On December 21, 1851 (?) The barque from Tecklenborg was sold to the Hamburg company TE & C. Vidal and renamed Meteor ; However, Poppe remained the ship's captain. In 1853 she made a trip with 326 emigrants from Southampton to Sydney . The return journey was via Batavia to Rotterdam and Hamburg.

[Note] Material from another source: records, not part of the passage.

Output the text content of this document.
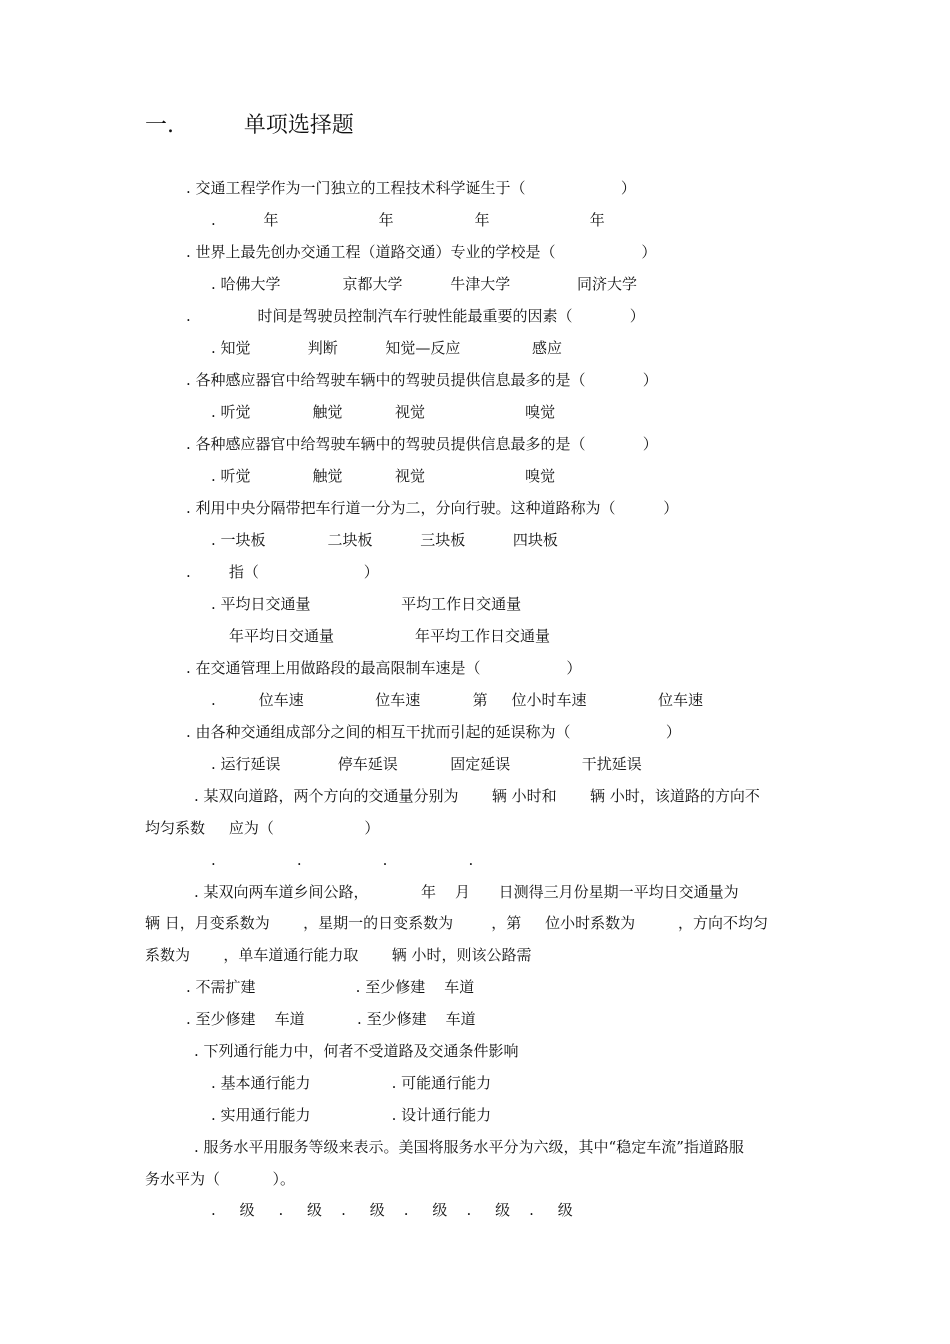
一.          单项选择题
. 交通工程学作为一门独立的工程技术科学诞生于（                    ）
.          年                     年                 年                     年
. 世界上最先创办交通工程（道路交通）专业的学校是（                  ）
. 哈佛大学             京都大学          牛津大学              同济大学
.              时间是驾驶员控制汽车行驶性能最重要的因素（            ）
. 知觉            判断          知觉—反应               感应
. 各种感应器官中给驾驶车辆中的驾驶员提供信息最多的是（            ）
. 听觉             触觉           视觉                     嗅觉
. 各种感应器官中给驾驶车辆中的驾驶员提供信息最多的是（            ）
. 听觉             触觉           视觉                     嗅觉
. 利用中央分隔带把车行道一分为二，分向行驶。这种道路称为（          ）
. 一块板             二块板          三块板          四块板
.        指（                      ）
. 平均日交通量                   平均工作日交通量
年平均日交通量                 年平均工作日交通量
. 在交通管理上用做路段的最高限制车速是（                  ）
.         位车速               位车速           第     位小时车速               位车速
. 由各种交通组成部分之间的相互干扰而引起的延误称为（                    ）
. 运行延误            停车延误           固定延误               干扰延误
. 某双向道路，两个方向的交通量分别为       辆 小时和       辆 小时，该道路的方向不
均匀系数     应为（                   ）
.                 .                 .                 .
. 某双向两车道乡间公路，           年    月      日测得三月份星期一平均日交通量为
辆 日，月变系数为       ，星期一的日变系数为        ，第     位小时系数为         ，方向不均匀
系数为       ，单车道通行能力取       辆 小时，则该公路需
. 不需扩建                     . 至少修建    车道
. 至少修建    车道           . 至少修建    车道
. 下列通行能力中，何者不受道路及交通条件影响
. 基本通行能力                 . 可能通行能力
. 实用通行能力                 . 设计通行能力
. 服务水平用服务等级来表示。美国将服务水平分为六级，其中“稳定车流”指道路服
务水平为（           ）。
.     级     .     级    .     级    .     级    .     级    .     级
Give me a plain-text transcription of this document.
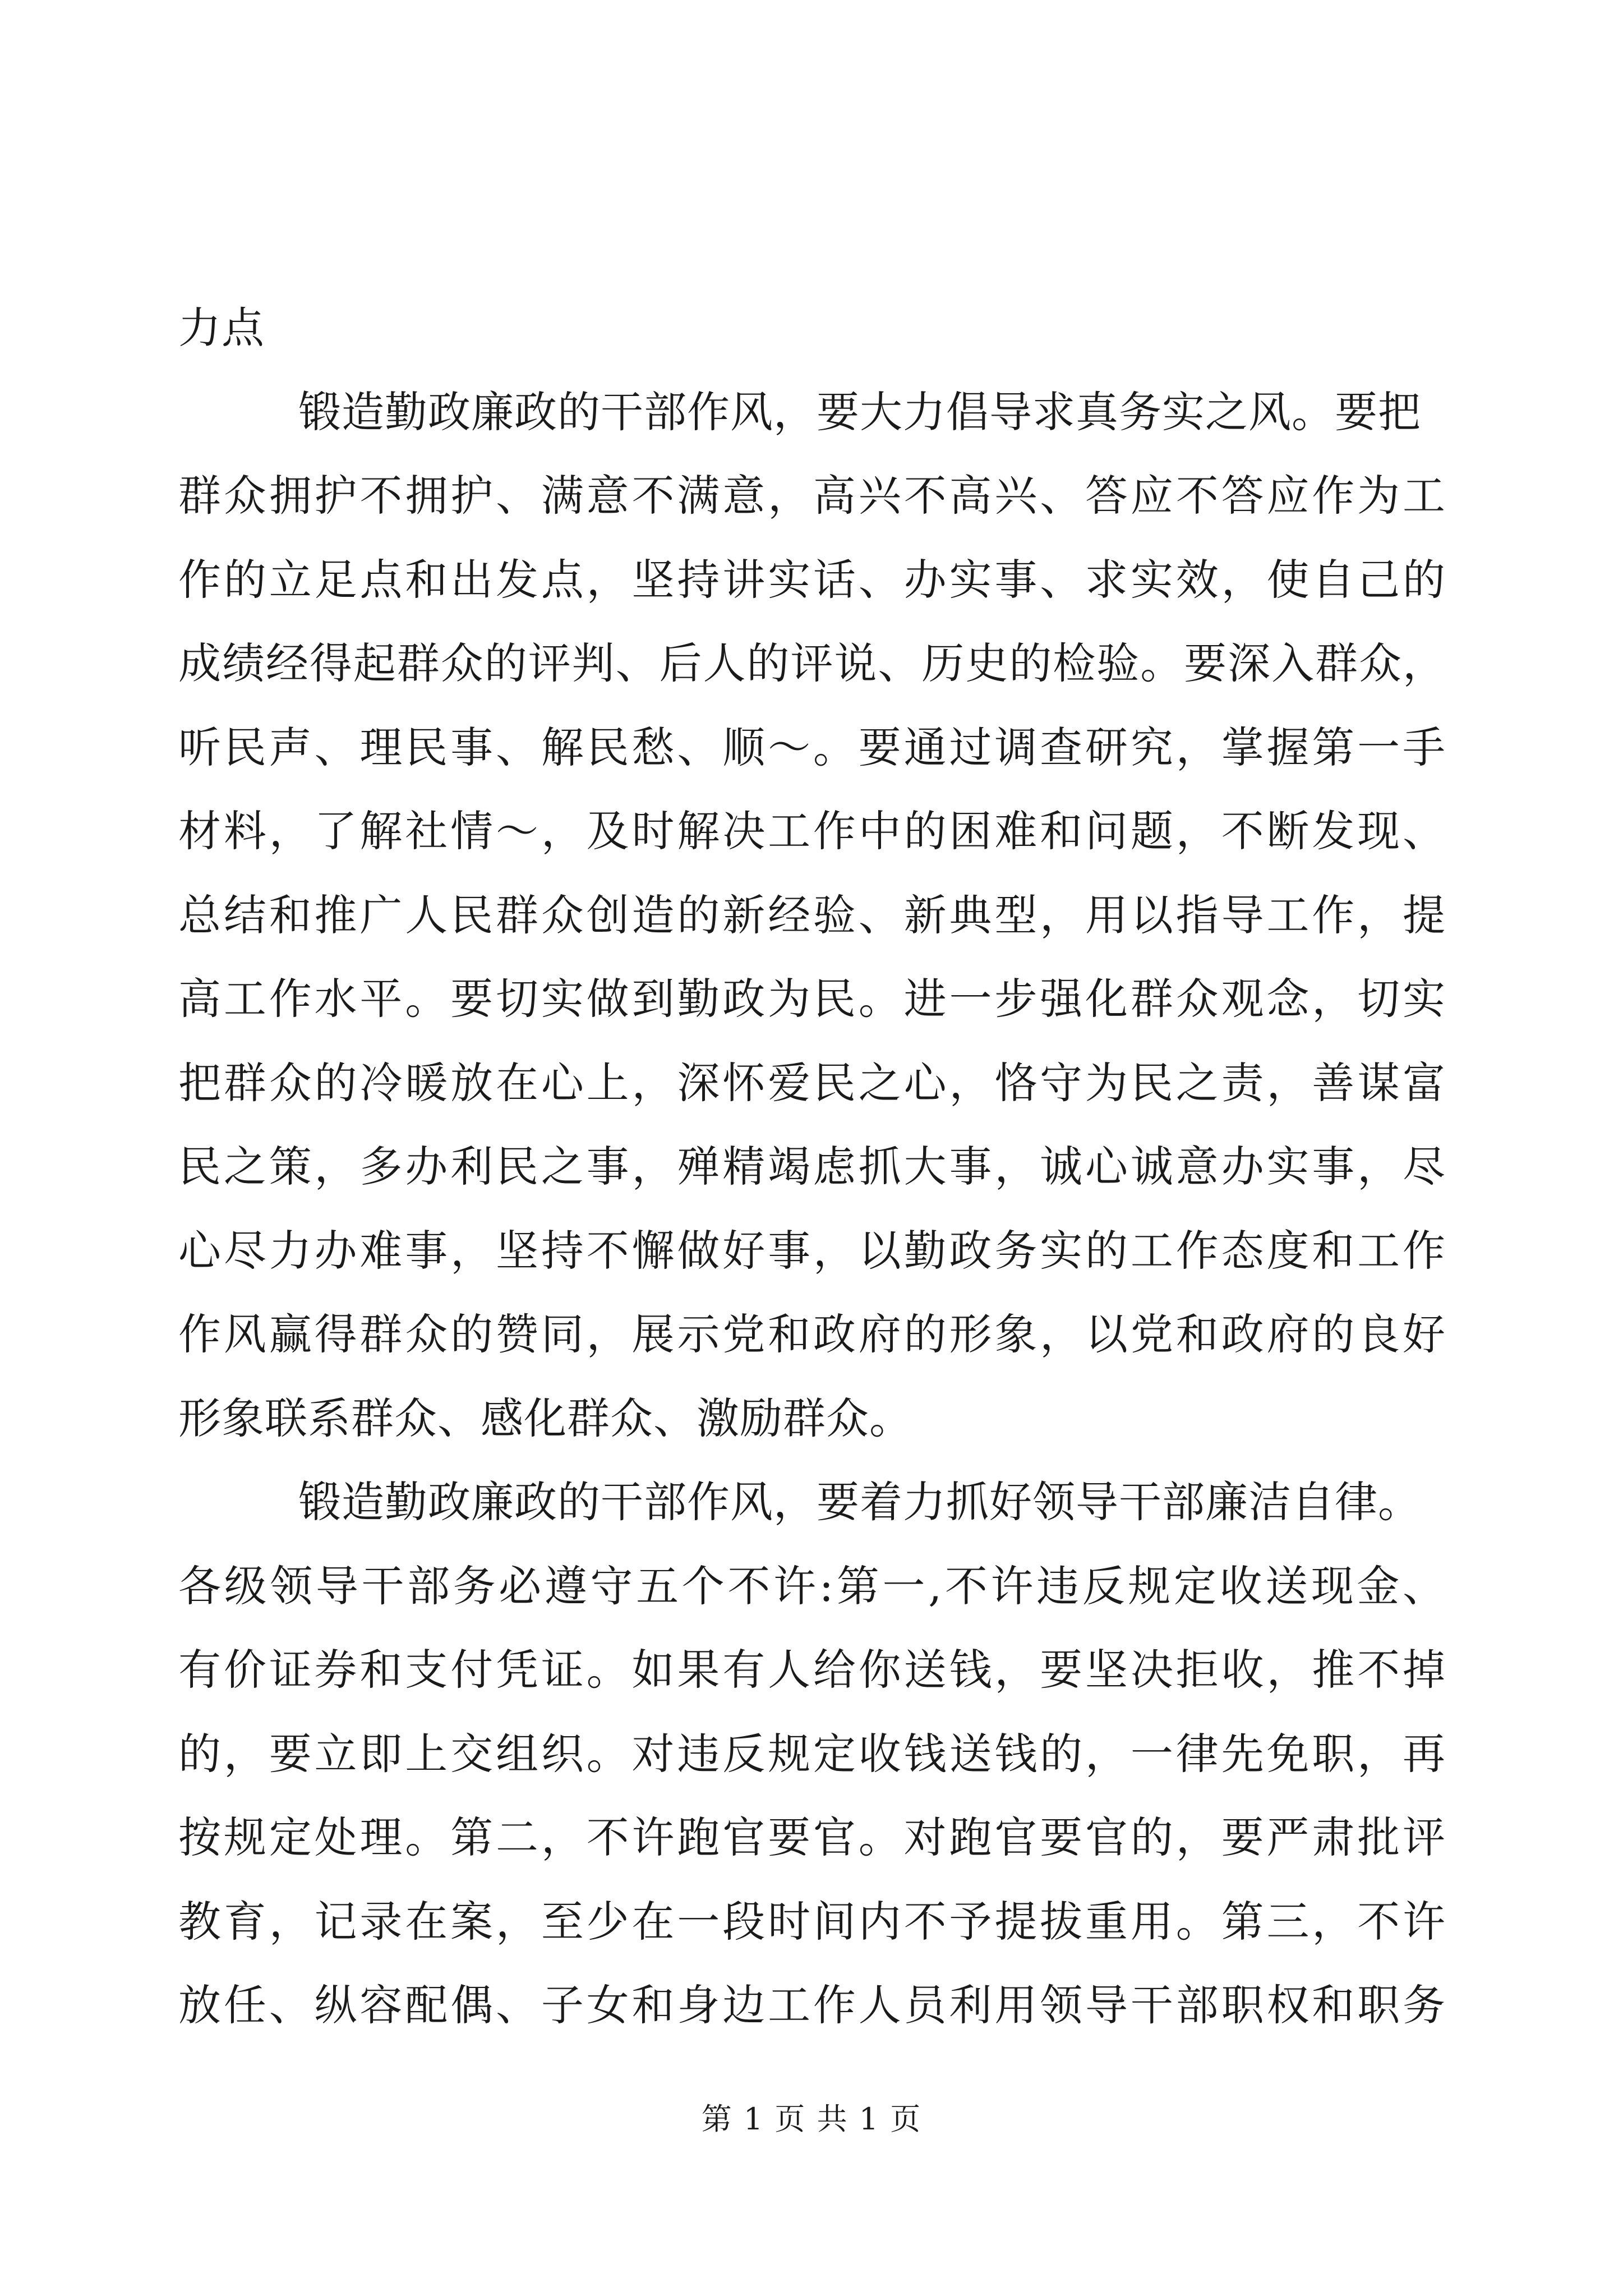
力点
锻造勤政廉政的干部作风，要大力倡导求真务实之风。要把
群众拥护不拥护、满意不满意，高兴不高兴、答应不答应作为工
作的立足点和出发点，坚持讲实话、办实事、求实效，使自己的
成绩经得起群众的评判、后人的评说、历史的检验。要深入群众，
听民声、理民事、解民愁、顺～。要通过调查研究，掌握第一手
材料，了解社情～，及时解决工作中的困难和问题，不断发现、
总结和推广人民群众创造的新经验、新典型，用以指导工作，提
高工作水平。要切实做到勤政为民。进一步强化群众观念，切实
把群众的冷暖放在心上，深怀爱民之心，恪守为民之责，善谋富
民之策，多办利民之事，殚精竭虑抓大事，诚心诚意办实事，尽
心尽力办难事，坚持不懈做好事，以勤政务实的工作态度和工作
作风赢得群众的赞同，展示党和政府的形象，以党和政府的良好
形象联系群众、感化群众、激励群众。
锻造勤政廉政的干部作风，要着力抓好领导干部廉洁自律。
各级领导干部务必遵守五个不许:第一,不许违反规定收送现金、
有价证券和支付凭证。如果有人给你送钱，要坚决拒收，推不掉
的，要立即上交组织。对违反规定收钱送钱的，一律先免职，再
按规定处理。第二，不许跑官要官。对跑官要官的，要严肃批评
教育，记录在案，至少在一段时间内不予提拔重用。第三，不许
放任、纵容配偶、子女和身边工作人员利用领导干部职权和职务
第 1 页 共 1 页
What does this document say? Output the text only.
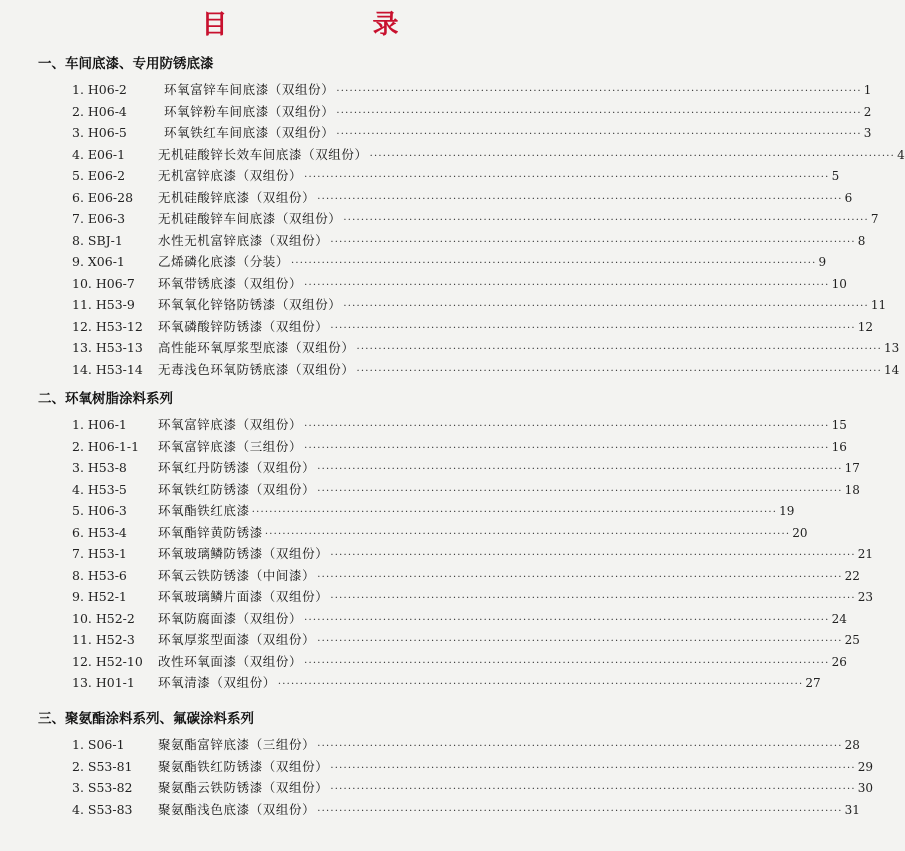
目 录
一、车间底漆、专用防锈底漆
1. H06-2	环氧富锌车间底漆（双组份） ························································································································ 1
2. H06-4	环氧锌粉车间底漆（双组份） ························································································································ 2
3. H06-5	环氧铁红车间底漆（双组份） ························································································································ 3
4. E06-1	无机硅酸锌长效车间底漆（双组份） ························································································································ 4
5. E06-2	无机富锌底漆（双组份） ························································································································ 5
6. E06-28 无机硅酸锌底漆（双组份） ························································································································ 6
7. E06-3	无机硅酸锌车间底漆（双组份） ························································································································ 7
8. SBJ-1	水性无机富锌底漆（双组份） ························································································································ 8
9. X06-1	乙烯磷化底漆（分装） ························································································································ 9
10. H06-7 环氧带锈底漆（双组份） ························································································································ 10
11. H53-9 环氧氧化锌铬防锈漆（双组份） ························································································································ 11
12. H53-12 环氧磷酸锌防锈漆（双组份） ························································································································ 12
13. H53-13 高性能环氧厚浆型底漆（双组份） ························································································································ 13
14. H53-14 无毒浅色环氧防锈底漆（双组份） ························································································································ 14
二、环氧树脂涂料系列
1. H06-1 环氧富锌底漆（双组份） ························································································································ 15
2. H06-1-1 环氧富锌底漆（三组份） ························································································································ 16
3. H53-8 环氧红丹防锈漆（双组份） ························································································································ 17
4. H53-5 环氧铁红防锈漆（双组份） ························································································································ 18
5. H06-3 环氧酯铁红底漆 ························································································································ 19
6. H53-4 环氧酯锌黄防锈漆 ························································································································ 20
7. H53-1 环氧玻璃鳞防锈漆（双组份） ························································································································ 21
8. H53-6 环氧云铁防锈漆（中间漆） ························································································································ 22
9. H52-1 环氧玻璃鳞片面漆（双组份） ························································································································ 23
10. H52-2 环氧防腐面漆（双组份） ························································································································ 24
11. H52-3 环氧厚浆型面漆（双组份） ························································································································ 25
12. H52-10 改性环氧面漆（双组份） ························································································································ 26
13. H01-1 环氧清漆（双组份） ························································································································ 27
三、聚氨酯涂料系列、氟碳涂料系列
1. S06-1	聚氨酯富锌底漆（三组份） ························································································································ 28
2. S53-81 聚氨酯铁红防锈漆（双组份） ························································································································ 29
3. S53-82 聚氨酯云铁防锈漆（双组份） ························································································································ 30
4. S53-83 聚氨酯浅色底漆（双组份） ························································································································ 31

Under the new captain Matthias Wilcken, she then made trips from Callao to Hamburg and Melbourne to Hamburg. On another trip to Melbourne, Wilcken died on January 4, 1856 after a serious illness and was buried at sea. The ship's command was taken over by chief helmsman Heinrich Helmut Poppenhagen. He apparently remained captain of the Meteor until 1858 . He was followed by CHM Adam, for whom a trip to Melbourne is documented.

Final fate

In 1860 the Meteor was sold to N. Andressen & Co. in Christiania ( Oslo ). Her first trip under the Norwegian flag was to Quebec. The captains Hansen and C. Olsen can be traced back to 1867. The further fate is unknown.

Culture of remembrance

There are two oil paintings of the barque . One shows her as Admiral Brommy and is attributed to Fritz Müller, but has no signature or year. The other picture is verifiably by L. Petersen from the year 1853 and shows it as a meteor under the Hamburg flag with the shipping company flag of Vidal.

See also

literature

  • Peter-Michael Pawlik: From the Weser into the world. Volume 3: The history of the sailing ships from the Weser and Geeste and their shipyards from 1710 to 1927. Bremen - Bremerhaven - Geestemünde. Hauschild, Bremen 2008, ISBN 978-3-89757-332-1 , pp. 325, 334–336.

Footnotes

  1. The two paintings are reproduced in color in Pawlik: Von der Weser in die Welt. Volume 3. 2008, p. 335.